Gebürtiger Rehnaer mit 81 noch im Tor : „Spezi“ drückt Neuer die Daumen

Der gebürtige Rehnaer Wolfgang Kaben ist der wohl dienstälteste Torwart und lobt Nationaltorhüter Manuel Neuer: „Bisher hat er seinen Job in Frankreich ideal erledigt.“
Der gebürtige Rehnaer Wolfgang Kaben ist der wohl dienstälteste Torwart und lobt Nationaltorhüter Manuel Neuer: „Bisher hat er seinen Job in Frankreich ideal erledigt.“

Der gebürtige Rehnaer Wolfgang Kaben ist mit 81 Jahren der wohl dienstälteste Torwart Deutschlands und hofft auf einen Sieg der Löw-Elf

svz.de von
16. Juni 2016, 04:45 Uhr

Wenn Manuel Neuer heute im EM-Spiel Deutschland gegen Polen in Paris das Tor im Stade de France hütet, dürfte ihm ein Mann ganz besonders stark die Daumen drücken: Wolfgang Kaben von der Altherren-Mannschaft der SG Preußen Gladbeck.
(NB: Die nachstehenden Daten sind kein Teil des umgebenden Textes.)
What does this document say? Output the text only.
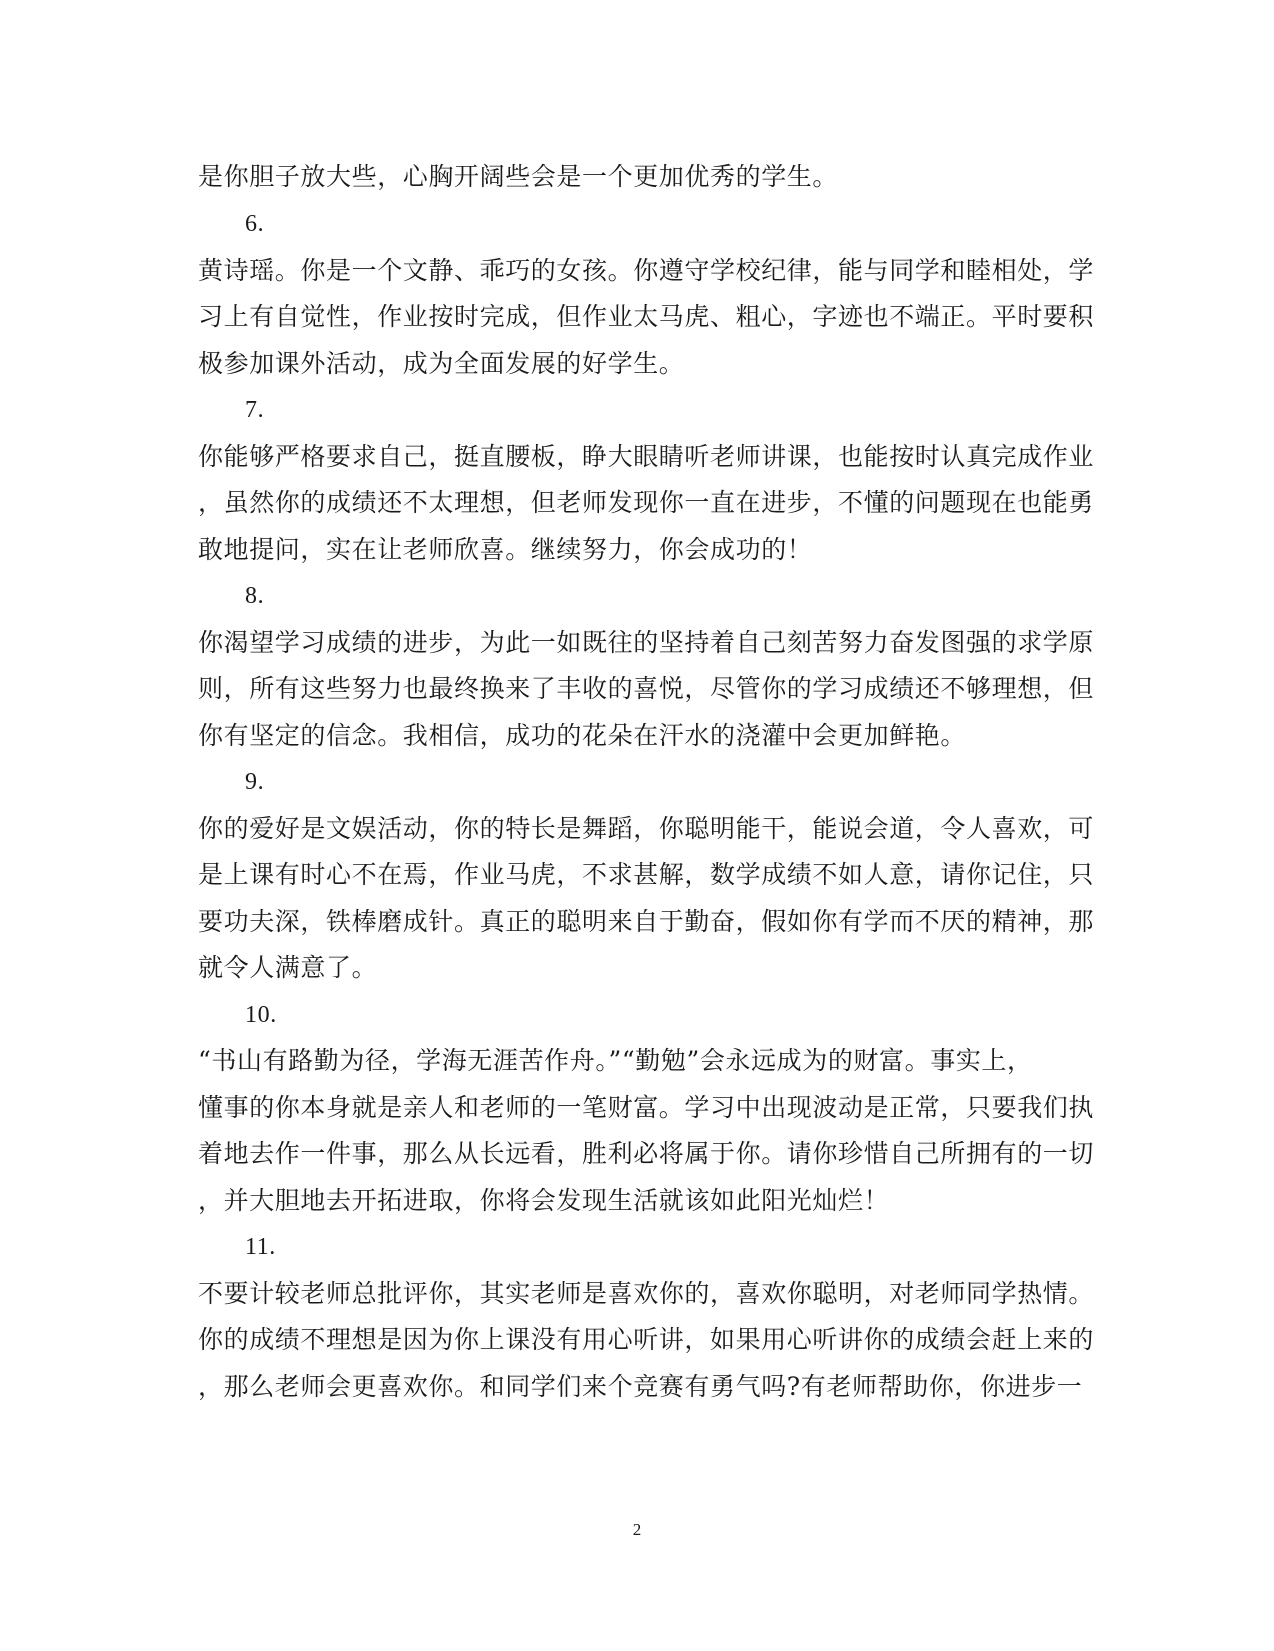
是你胆子放大些，心胸开阔些会是一个更加优秀的学生。
6.
黄诗瑶。你是一个文静、乖巧的女孩。你遵守学校纪律，能与同学和睦相处，学
习上有自觉性，作业按时完成，但作业太马虎、粗心，字迹也不端正。平时要积
极参加课外活动，成为全面发展的好学生。
7.
你能够严格要求自己，挺直腰板，睁大眼睛听老师讲课，也能按时认真完成作业
，虽然你的成绩还不太理想，但老师发现你一直在进步，不懂的问题现在也能勇
敢地提问，实在让老师欣喜。继续努力，你会成功的！
8.
你渴望学习成绩的进步，为此一如既往的坚持着自己刻苦努力奋发图强的求学原
则，所有这些努力也最终换来了丰收的喜悦，尽管你的学习成绩还不够理想，但
你有坚定的信念。我相信，成功的花朵在汗水的浇灌中会更加鲜艳。
9.
你的爱好是文娱活动，你的特长是舞蹈，你聪明能干，能说会道，令人喜欢，可
是上课有时心不在焉，作业马虎，不求甚解，数学成绩不如人意，请你记住，只
要功夫深，铁棒磨成针。真正的聪明来自于勤奋，假如你有学而不厌的精神，那
就令人满意了。
10.
“书山有路勤为径，学海无涯苦作舟。”“勤勉”会永远成为的财富。事实上，
懂事的你本身就是亲人和老师的一笔财富。学习中出现波动是正常，只要我们执
着地去作一件事，那么从长远看，胜利必将属于你。请你珍惜自己所拥有的一切
，并大胆地去开拓进取，你将会发现生活就该如此阳光灿烂！
11.
不要计较老师总批评你，其实老师是喜欢你的，喜欢你聪明，对老师同学热情。
你的成绩不理想是因为你上课没有用心听讲，如果用心听讲你的成绩会赶上来的
，那么老师会更喜欢你。和同学们来个竞赛有勇气吗?有老师帮助你，你进步一
2
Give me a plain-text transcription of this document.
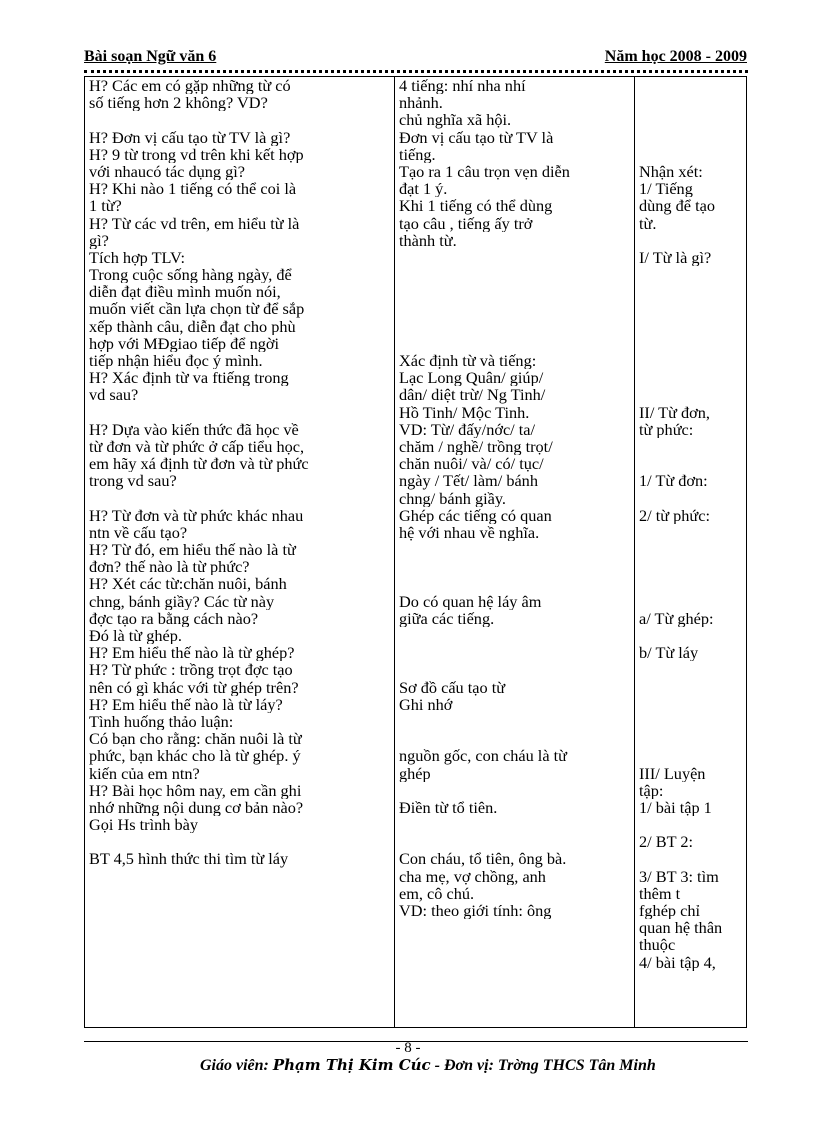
Bài soạn Ngữ văn 6	Năm học 2008 - 2009
H? Các em có gặp những từ có
số tiếng hơn 2 không? VD?
H? Đơn vị cấu tạo từ TV là gì?
H? 9 từ trong vd trên khi kết hợp
với nhaucó tác dụng gì?
H? Khi nào 1 tiếng có thể coi là
1 từ?
H? Từ các vd trên, em hiểu từ là
gì?
Tích hợp TLV:
Trong cuộc sống hàng ngày, để
diễn đạt điều mình muốn nói,
muốn viết cần lựa chọn từ để sắp
xếp thành câu, diễn đạt cho phù
hợp với MĐgiao tiếp để ngời
tiếp nhận hiểu đọc ý mình.
H? Xác định từ va ftiếng trong
vd sau?
H? Dựa vào kiến thức đã học về
từ đơn và từ phức ở cấp tiểu học,
em hãy xá định từ đơn và từ phức
trong vd sau?
H? Từ đơn và từ phức khác nhau
ntn về cấu tạo?
H? Từ đó, em hiểu thế nào là từ
đơn? thế nào là từ phức?
H? Xét các từ:chăn nuôi, bánh
chng, bánh giầy? Các từ này
đợc tạo ra bằng cách nào?
Đó là từ ghép.
H? Em hiểu thế nào là từ ghép?
H? Từ phức : trồng trọt đợc tạo
nên có gì khác với từ ghép trên?
H? Em hiểu thế nào là từ láy?
Tình huống thảo luận:
Có bạn cho rằng: chăn nuôi là từ
phức, bạn khác cho là từ ghép. ý
kiến của em ntn?
H? Bài học hôm nay, em cần ghi
nhớ những nội dung cơ bản nào?
Gọi Hs trình bày
BT 4,5 hình thức thi tìm từ láy
4 tiếng: nhí nha nhí
nhảnh.
chủ nghĩa xã hội.
Đơn vị cấu tạo từ TV là
tiếng.
Tạo ra 1 câu trọn vẹn diễn
đạt 1 ý.
Khi 1 tiếng có thể dùng
tạo câu , tiếng ấy trở
thành từ.
Xác định từ và tiếng:
Lạc Long Quân/ giúp/
dân/ diệt trừ/ Ng Tinh/
Hồ Tinh/ Mộc Tinh.
VD: Từ/ đấy/nớc/ ta/
chăm / nghề/ trồng trọt/
chăn nuôi/ và/ có/ tục/
ngày / Tết/ làm/ bánh
chng/ bánh giầy.
Ghép các tiếng có quan
hệ với nhau về nghĩa.
Do có quan hệ láy âm
giữa các tiếng.
Sơ đồ cấu tạo từ
Ghi nhớ
nguồn gốc, con cháu là từ
ghép
Điền từ tổ tiên.
Con cháu, tổ tiên, ông bà.
cha mẹ, vợ chồng, anh
em, cô chú.
VD: theo giới tính: ông
Nhận xét:
1/ Tiếng
dùng để tạo
từ.
I/ Từ là gì?
II/ Từ đơn,
từ phức:
1/ Từ đơn:
2/ từ phức:
a/ Từ ghép:
b/ Từ láy
III/ Luyện
tập:
1/ bài tập 1
2/ BT 2:
3/ BT 3: tìm
thêm t
fghép chỉ
quan hệ thân
thuộc
4/ bài tập 4,
- 8 -
Giáo viên: Phạm Thị Kim Cúc - Đơn vị: Trờng THCS Tân Minh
Der 81-Jährige ist der wohl dienstälteste Torwart Deutschlands und stammt aus Rehna in Mecklenburg. „Wir wohnten in der Hinterstraße Nr. 13. Mit fünf Jahren habe ich mich für Bälle interessiert, ob es Gummibälle waren, groß oder klein. Die wurden mit dem Fuß gespielt. Mit sieben bis zehn Jahren spielten wir auf dem Schulhof oder auf dem Schützenplatz, irgendwo waren wir immer. Wir waren eben echte Straßenfußballer“, so Kaben.

In Rehna startet der 1935 geborene Kaben also einst seine fußballerische Laufbahn und schloss sich nach Kriegsende der Jugend des Rehnaer SV an. Er spielte später in der zweiten Mannschaft und wurde mit 18 Jahren erstmals in der ersten Mannschaft eingesetzt. Sein erstes Spiel gewann er damals mit 2:1 gegen Selmsdorf: „Ich bekam den Spitznamen ,Spezi’, gespielt wurde in der Kreisklasse. Meine Mitspieler waren Fruböse, Tuttlitz, Jürß, Scharenweber, Weise, Baars. Ich hatte zwar auch mal eine Formkrise, aber durch Fleiß und Ehrgeiz habe ich es geschafft, wieder in die erste Mannschaft zu kommen.“

„Spezi“ hat es damals also allen gezeigt, dass er die Nummer eins im Tor ist. Sein letztes Spiel für Rehna absolvierte er am 14. Juni 1957 gegen Dalberg (3:3). Noch im selben Jahr floh Kaben in den Westen. Er ging der Liebe wegen. Seine Freundin war kurze Zeit zuvor ebenfalls in den Westen geflohen.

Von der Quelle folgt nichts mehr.